Через неделю после конгресса, в середине августа, Инесса вдруг откровенно рассказала Анжелике о письме Ленина:
– Смотри, что мне пишет Владимир Ильич. «Дорогой друг! Грустно было очень узнать, что Вы переустали и недовольны работой и окружающими (или коллегами по работе). Не могу ли помочь Вам, устроив в санатории? С великим удовольствием помогу всячески. Если едете во Францию, готов, конечно, тоже помочь: побаиваюсь и даже боюсь только, очень боюсь, что Вы там влетите. Арестуют и не выпустят долго. Надо бы поосторожнее. Не лучше ли в Норвегию (там по-английски многие знают), или в Голландию? Или в Германию в качестве француженки, русской (или канадской?) подданной? Лучше бы не во Францию, а то Вас там надолго засадят и даже едва ли обменяют на кого-либо. Лучше не во Францию… Отдыхал я чудесно, загорел, ни строчки не видел, ни одного звонка. Охота раньше была хорошая, теперь всё разорили… Если не нравится в санаторию, не поехать ли на юг? К Серго на Кавказ? Серго устроит отдых, солнце, хорошую работу, наверное устроит. Он там власть. Подумайте об этом. Крепко, крепко жму руку. Ваш Ленин».
– И что ты решила? – спросила Анжелика.
– Ничего пока. Думаю.
И пока кто-то думает, кто-то другой уже всё решил. В тот же день на бланке председателя Совнаркома Ленин выписал мандат:
«17 августа 1920. Прошу всячески помочь наилучшему устройству и лечению писательницы, тов. Инессы Федоровны Арманд, с больным сыном. Прошу оказать этим, лично мне известным, партийным товарищам полное доверие и всяческое содействие».
Предсовнаркома ещё раз телеграфировал Серго Орджоникидзе, чтобы тот побеспокоился о безопасности и размещении Арманд в Кисловодске. Поручил своим секретарям помочь с её отправкой на Кавказ. Никакая ни Франция, ни Норвегия, ни Голландия, даже ни Германия – «в качестве француженки, русской (или канадской?) подданной». Мужчина всё решил, мужчина сделал.
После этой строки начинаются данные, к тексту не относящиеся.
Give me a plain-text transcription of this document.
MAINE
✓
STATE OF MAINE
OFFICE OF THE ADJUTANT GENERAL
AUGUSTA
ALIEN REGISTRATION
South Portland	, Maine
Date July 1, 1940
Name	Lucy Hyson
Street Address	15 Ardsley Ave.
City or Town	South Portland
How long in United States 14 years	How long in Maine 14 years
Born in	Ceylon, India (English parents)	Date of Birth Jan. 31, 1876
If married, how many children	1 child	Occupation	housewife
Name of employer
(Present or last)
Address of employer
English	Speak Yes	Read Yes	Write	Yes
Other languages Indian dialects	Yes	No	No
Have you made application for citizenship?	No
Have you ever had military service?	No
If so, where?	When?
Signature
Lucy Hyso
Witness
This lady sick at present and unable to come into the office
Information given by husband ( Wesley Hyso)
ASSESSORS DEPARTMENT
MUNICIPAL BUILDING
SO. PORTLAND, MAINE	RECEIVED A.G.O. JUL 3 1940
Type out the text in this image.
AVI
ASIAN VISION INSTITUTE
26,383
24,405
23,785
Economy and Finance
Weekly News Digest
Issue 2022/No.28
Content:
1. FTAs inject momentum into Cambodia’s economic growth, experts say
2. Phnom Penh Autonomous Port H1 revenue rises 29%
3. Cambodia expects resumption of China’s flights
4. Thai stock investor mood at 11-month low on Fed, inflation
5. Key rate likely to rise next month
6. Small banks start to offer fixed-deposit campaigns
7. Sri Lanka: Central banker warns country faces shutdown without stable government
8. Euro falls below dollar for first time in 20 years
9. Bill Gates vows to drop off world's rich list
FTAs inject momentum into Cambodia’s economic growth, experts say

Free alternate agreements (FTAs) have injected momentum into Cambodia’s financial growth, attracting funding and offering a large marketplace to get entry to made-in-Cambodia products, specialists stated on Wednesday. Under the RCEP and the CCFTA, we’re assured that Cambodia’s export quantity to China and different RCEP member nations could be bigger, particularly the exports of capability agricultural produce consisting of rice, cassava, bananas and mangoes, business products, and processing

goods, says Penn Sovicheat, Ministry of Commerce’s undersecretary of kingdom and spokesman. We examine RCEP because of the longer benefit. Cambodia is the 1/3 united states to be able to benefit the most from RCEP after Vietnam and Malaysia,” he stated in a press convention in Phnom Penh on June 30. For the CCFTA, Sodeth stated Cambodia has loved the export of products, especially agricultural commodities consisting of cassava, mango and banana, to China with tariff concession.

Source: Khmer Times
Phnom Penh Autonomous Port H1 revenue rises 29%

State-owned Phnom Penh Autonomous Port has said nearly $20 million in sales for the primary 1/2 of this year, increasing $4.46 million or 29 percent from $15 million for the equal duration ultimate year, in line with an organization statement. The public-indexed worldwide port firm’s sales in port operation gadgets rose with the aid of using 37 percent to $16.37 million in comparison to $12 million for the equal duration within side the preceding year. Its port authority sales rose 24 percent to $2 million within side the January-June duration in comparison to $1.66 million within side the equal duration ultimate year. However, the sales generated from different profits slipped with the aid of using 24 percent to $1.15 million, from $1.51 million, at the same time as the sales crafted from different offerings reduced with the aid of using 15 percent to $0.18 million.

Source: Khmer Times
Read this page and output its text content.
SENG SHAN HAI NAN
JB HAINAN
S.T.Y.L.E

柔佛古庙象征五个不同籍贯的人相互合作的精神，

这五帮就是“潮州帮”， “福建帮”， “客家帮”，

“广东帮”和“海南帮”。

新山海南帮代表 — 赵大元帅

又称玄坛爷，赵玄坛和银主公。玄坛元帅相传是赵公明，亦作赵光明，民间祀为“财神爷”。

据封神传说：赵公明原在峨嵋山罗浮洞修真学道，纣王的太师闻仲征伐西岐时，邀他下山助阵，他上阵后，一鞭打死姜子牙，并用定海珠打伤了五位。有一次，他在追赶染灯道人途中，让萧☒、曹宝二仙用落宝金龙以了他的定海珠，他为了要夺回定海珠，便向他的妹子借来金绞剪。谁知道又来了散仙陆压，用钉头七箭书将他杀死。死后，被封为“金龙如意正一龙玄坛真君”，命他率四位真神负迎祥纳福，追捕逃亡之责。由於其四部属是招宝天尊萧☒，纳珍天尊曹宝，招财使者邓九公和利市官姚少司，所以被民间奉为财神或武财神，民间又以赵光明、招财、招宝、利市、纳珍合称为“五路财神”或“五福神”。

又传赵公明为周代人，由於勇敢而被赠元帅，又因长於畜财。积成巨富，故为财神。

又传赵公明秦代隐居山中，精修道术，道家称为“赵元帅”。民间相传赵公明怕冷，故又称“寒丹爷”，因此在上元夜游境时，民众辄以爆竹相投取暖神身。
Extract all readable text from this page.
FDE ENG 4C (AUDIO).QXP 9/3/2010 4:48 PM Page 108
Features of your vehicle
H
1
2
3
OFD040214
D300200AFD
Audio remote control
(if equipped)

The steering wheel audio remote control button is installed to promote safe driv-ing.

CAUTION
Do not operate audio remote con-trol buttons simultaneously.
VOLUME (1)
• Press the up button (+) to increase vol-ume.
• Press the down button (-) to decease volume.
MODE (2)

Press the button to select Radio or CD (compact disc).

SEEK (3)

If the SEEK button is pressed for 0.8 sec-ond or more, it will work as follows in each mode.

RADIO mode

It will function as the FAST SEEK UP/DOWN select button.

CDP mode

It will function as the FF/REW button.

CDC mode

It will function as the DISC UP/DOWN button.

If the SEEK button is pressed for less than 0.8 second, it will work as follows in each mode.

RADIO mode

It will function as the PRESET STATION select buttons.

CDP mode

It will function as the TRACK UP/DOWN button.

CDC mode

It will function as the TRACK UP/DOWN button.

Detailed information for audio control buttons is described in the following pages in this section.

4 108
С благими намерениями дорога выбрана. Билеты куплены. Только, похоже, в один конец.
Всем известно, что Инесса Арманд заразилась холерой в Беслане, где ей пришлось остановиться на обратном пути из Кисловодска. У них (в Москву ехали ещё пятеро, считая детей) кончились продукты. Она пошла чего-нибудь купить на пристанционном базаре – скудном, грязном, непотребном. Интересно, что, кроме неё, никто из попутчиков не заболел. Когда поезд подъезжал к Нальчику, ей стало совсем плохо. Там она и умерла.
В Москву ушла телеграмма: «Вне всякой очереди. ЦЕКа РКП Совнарком Ленину. Заболевшую холерой товарища Инессу Арманд спасти не удалось точка Кончилась 24 сентября точка Тело перепроводим в Москву Назаров».
Только вот «перепроводить тело в Москву» удалось не сразу. Практически Ленину самому пришлось заниматься организацией похорон. Тогда ведь смертей было много, хоронили чаще без гробов. А тут Кремль потребовал и вагон, и свинцовый гроб. Телеграммы одна за другой летели на Кавказ – бесполезно. Пока вмиг постаревший, чёрный от горя Ленин не пригрозил устало: «Расстрелять саботажников, но найти».
Через полмесяца траурный вагон прибыл в Москву. От Казанского вокзала до Дома Союзов гроб несли на руках. В первом ряду шли Ленин и Крупская, бывший муж Александр Евгеньевич Арманд, сыновья и дочери Инессы.
Потом Коллонтай напишет в мемуарах: «Мы шли за гробом, Ленина невозможно было узнать. Он шел с закрытыми глазами, и казалось – вот-вот упадет, в любой момент может лишиться сознания. Его фигура выражала столько скорби. Он весь как-то сжался, плакал».
Делегации от фракций Коминтерна и московских районов несли венки с алыми лентами. Впереди – огромный венок из живых белых цветов с надписью на траурной ленте «Товарищу Инессе от В. И. Ленина». Траурный марш Шопена играл оркестр Большого театра. Колесница, взятая из царских хранилищ, тронулась по направлению к Кремлёвской стене, где было решено похоронить Арманд. Под «Интернационал» и троекратный пулемётный салют гроб опустили в могилу.